Un peigne
est posé sur la coiffeuse. Naoko le glisse dans ses cheveux. Il appartenait à sa mère. Tout ici est comme un mausolée érigé à sa mémoire.
Naoko n'était pas plus haute que trois litchis lorsqu'elle est partie. Depuis ce jour funeste, où sa maman avait été vêtue du kimono blanc, Naoko ne porte plus que de la couleur, comme pour teindre sa tristesse.
Naoko sait qu'elle ne reverra pas sa maison avant bien longtemps. L'éducation d'une jeune fille dure au moins cinq années. C'est le temps nécessaire pour connaître l'art de servir du thé, de jouer du luth ou de faire danser les éventails. Et c'est surtout le temps qu'il faut pour savoir se tenir ! Car une jeune femme du monde ne doit parler, se lever, s'asseoir, sourire, presque respirer qu'au moment opportun.

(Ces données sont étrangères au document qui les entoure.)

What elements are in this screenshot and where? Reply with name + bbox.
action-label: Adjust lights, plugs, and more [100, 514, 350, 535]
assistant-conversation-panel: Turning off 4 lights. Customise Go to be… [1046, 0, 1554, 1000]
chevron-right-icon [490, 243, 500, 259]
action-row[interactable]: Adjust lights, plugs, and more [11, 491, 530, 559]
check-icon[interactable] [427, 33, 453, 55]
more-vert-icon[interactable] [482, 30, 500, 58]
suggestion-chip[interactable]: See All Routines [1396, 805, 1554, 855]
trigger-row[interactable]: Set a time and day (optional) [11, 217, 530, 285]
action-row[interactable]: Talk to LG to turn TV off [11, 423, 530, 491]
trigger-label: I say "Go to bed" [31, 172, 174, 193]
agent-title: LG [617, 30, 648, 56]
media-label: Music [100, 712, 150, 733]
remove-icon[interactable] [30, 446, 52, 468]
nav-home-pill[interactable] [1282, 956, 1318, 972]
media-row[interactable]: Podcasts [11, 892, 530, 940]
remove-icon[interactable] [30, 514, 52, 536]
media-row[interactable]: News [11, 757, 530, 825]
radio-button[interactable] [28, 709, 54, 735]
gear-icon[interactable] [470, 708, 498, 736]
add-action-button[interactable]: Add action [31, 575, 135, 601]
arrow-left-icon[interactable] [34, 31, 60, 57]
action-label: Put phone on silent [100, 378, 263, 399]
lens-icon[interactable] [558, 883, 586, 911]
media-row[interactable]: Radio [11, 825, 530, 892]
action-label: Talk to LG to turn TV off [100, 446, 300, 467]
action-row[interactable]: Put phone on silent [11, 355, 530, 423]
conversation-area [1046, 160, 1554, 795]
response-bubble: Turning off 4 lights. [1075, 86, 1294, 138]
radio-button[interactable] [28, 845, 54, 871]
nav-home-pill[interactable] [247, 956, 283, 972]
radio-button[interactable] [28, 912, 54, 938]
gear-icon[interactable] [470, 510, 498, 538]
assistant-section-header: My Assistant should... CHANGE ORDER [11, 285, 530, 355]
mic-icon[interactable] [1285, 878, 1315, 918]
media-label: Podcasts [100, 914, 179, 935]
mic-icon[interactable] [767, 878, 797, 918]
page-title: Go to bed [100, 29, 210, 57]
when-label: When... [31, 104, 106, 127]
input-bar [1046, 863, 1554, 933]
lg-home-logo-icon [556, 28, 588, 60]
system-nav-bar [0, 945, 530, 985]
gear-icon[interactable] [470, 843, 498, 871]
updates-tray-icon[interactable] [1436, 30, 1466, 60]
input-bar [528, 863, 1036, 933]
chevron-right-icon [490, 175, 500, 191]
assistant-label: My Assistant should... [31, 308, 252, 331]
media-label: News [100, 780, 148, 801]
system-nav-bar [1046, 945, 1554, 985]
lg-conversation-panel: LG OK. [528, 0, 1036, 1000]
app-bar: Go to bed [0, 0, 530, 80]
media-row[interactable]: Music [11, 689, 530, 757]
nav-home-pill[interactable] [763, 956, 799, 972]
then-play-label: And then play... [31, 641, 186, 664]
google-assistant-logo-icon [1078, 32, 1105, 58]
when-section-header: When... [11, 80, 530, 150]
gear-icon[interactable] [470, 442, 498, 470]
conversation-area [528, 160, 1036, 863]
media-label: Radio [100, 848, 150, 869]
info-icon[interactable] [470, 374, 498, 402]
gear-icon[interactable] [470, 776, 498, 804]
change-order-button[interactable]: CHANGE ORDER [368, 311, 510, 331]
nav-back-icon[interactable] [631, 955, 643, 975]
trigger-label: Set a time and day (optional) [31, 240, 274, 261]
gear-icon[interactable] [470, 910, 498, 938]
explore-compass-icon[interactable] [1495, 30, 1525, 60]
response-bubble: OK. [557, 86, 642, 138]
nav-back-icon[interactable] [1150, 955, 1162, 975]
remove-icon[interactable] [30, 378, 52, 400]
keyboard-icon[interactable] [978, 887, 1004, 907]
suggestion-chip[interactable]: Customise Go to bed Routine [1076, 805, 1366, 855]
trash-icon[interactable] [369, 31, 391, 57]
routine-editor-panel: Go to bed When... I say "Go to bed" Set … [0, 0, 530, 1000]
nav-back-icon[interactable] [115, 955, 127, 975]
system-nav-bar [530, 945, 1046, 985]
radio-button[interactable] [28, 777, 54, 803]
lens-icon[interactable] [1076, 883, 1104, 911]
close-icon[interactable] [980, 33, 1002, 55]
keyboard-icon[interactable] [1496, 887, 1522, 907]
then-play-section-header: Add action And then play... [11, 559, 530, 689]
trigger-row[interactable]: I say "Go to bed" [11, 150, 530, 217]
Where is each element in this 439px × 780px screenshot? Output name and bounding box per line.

Cela ne convient pas à Naoko. Ce qu'elle aime, c'est lire, écrire des poèmes, et des haïkus, rire lorsqu'elle est heureuse et pleurer lorsqu'elle est malheureuse. Mais tout cela est interdit à une jeune fille convenable.

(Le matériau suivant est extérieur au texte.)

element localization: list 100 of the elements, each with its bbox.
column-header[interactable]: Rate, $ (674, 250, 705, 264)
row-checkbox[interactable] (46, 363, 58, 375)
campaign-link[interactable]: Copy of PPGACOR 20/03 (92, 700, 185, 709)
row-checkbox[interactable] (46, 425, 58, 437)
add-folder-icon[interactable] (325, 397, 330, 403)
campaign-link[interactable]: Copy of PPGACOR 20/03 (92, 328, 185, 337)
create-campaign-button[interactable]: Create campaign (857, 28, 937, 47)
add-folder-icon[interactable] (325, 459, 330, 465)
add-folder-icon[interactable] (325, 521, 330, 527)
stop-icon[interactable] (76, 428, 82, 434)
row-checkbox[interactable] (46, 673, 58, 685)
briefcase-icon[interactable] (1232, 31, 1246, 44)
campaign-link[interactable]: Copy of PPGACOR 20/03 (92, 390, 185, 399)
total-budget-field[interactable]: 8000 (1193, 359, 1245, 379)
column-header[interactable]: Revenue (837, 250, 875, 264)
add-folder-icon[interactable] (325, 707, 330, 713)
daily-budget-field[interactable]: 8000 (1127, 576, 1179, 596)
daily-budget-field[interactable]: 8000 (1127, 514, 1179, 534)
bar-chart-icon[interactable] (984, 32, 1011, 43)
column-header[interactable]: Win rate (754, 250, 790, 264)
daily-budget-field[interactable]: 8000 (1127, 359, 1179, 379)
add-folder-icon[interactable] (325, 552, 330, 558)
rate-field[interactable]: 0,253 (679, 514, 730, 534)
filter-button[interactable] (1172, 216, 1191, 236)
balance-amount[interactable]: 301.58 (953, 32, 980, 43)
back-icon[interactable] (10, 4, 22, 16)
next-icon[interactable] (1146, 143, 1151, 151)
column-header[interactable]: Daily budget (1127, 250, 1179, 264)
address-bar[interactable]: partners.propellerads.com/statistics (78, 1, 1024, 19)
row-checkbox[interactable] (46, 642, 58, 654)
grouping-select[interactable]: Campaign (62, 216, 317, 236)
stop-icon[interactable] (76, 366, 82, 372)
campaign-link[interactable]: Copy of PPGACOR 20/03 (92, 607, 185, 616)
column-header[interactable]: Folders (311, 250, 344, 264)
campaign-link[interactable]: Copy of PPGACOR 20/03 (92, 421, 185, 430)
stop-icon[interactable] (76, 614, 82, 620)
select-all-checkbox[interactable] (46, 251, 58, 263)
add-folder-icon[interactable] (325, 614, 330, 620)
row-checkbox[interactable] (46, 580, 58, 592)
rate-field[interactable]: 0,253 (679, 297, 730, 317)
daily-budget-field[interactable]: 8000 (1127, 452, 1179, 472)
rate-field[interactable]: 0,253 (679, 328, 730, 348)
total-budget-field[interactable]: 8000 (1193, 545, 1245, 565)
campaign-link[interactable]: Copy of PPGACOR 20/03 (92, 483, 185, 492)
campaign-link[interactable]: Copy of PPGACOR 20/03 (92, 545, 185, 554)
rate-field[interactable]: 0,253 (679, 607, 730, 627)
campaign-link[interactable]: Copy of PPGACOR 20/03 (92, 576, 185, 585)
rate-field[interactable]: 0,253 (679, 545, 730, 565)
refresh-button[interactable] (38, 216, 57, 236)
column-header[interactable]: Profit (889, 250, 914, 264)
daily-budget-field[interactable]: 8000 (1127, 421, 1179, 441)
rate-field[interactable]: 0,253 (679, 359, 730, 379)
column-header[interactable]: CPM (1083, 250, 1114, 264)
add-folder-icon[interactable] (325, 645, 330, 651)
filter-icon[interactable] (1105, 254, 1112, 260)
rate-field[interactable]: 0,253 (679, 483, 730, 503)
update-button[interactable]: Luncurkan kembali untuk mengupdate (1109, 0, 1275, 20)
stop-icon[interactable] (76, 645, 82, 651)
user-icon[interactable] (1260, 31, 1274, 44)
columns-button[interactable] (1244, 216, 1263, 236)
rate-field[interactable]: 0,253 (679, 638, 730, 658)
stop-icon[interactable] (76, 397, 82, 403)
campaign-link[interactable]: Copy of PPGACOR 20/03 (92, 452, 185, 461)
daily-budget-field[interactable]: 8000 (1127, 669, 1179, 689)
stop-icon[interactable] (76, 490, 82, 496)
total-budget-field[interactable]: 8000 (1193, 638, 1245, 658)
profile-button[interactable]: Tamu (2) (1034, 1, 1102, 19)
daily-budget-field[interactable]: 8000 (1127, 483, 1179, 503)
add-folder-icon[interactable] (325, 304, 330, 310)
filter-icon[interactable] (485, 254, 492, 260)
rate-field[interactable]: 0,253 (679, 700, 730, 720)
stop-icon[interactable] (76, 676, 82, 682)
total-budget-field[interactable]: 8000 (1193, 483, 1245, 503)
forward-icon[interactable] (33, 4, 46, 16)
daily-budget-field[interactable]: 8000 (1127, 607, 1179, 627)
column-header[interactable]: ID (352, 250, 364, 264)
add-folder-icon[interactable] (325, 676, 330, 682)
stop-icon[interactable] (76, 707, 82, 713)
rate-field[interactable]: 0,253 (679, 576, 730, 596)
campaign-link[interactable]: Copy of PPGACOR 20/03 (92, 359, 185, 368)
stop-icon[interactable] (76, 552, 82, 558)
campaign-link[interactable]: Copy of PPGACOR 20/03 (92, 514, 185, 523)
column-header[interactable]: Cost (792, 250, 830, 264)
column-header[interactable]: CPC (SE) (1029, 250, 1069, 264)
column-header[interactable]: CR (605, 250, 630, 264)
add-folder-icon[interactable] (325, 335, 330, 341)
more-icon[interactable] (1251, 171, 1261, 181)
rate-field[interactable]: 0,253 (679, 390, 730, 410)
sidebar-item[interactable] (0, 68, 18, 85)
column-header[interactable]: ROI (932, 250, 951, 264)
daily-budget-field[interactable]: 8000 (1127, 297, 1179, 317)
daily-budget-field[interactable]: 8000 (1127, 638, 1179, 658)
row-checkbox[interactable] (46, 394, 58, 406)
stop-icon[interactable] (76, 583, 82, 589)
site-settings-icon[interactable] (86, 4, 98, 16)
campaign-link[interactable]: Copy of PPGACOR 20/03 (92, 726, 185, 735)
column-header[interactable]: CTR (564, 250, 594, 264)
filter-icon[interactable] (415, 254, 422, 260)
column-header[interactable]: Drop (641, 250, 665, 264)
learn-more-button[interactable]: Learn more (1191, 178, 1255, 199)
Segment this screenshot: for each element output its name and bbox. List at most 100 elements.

En voyant un kimono de son père posé sur l'isho-tansu, il lui vient une idée. A Kyoto, elle se déguisera en homme et ira étudier la littérature, comme un garçon !
Mais pour réussir, Naoko a besoin de l'aide de sa fidèle servante. Suzuki est la seule qui pourrait faire le lien entre elle et son père lorsqu'elle sera à l'école. Il lui faut absolument la convaincre !
Ses bagages préparés, Naoko rejoint Suzuki.
« Suzuki, tu as toujours été une servante loyale, et même bien plus encore. Tu sais que je ne veux pas aller apprendre les bonnes manières. Je serais si malheureuse que j'en mourrais. A Kyoto, je t'en prie laisse moi. Je t'écrirai dès le lendemain de mon arrivé pour te dire où je vis.
-Mais, mademoiselle...
-Je t'en prie... » supplie Naoko, les mains jointes comme pour une prière.
Sans dire un mot, Suzuki part charger les bagages sur le palanquin pour le départ.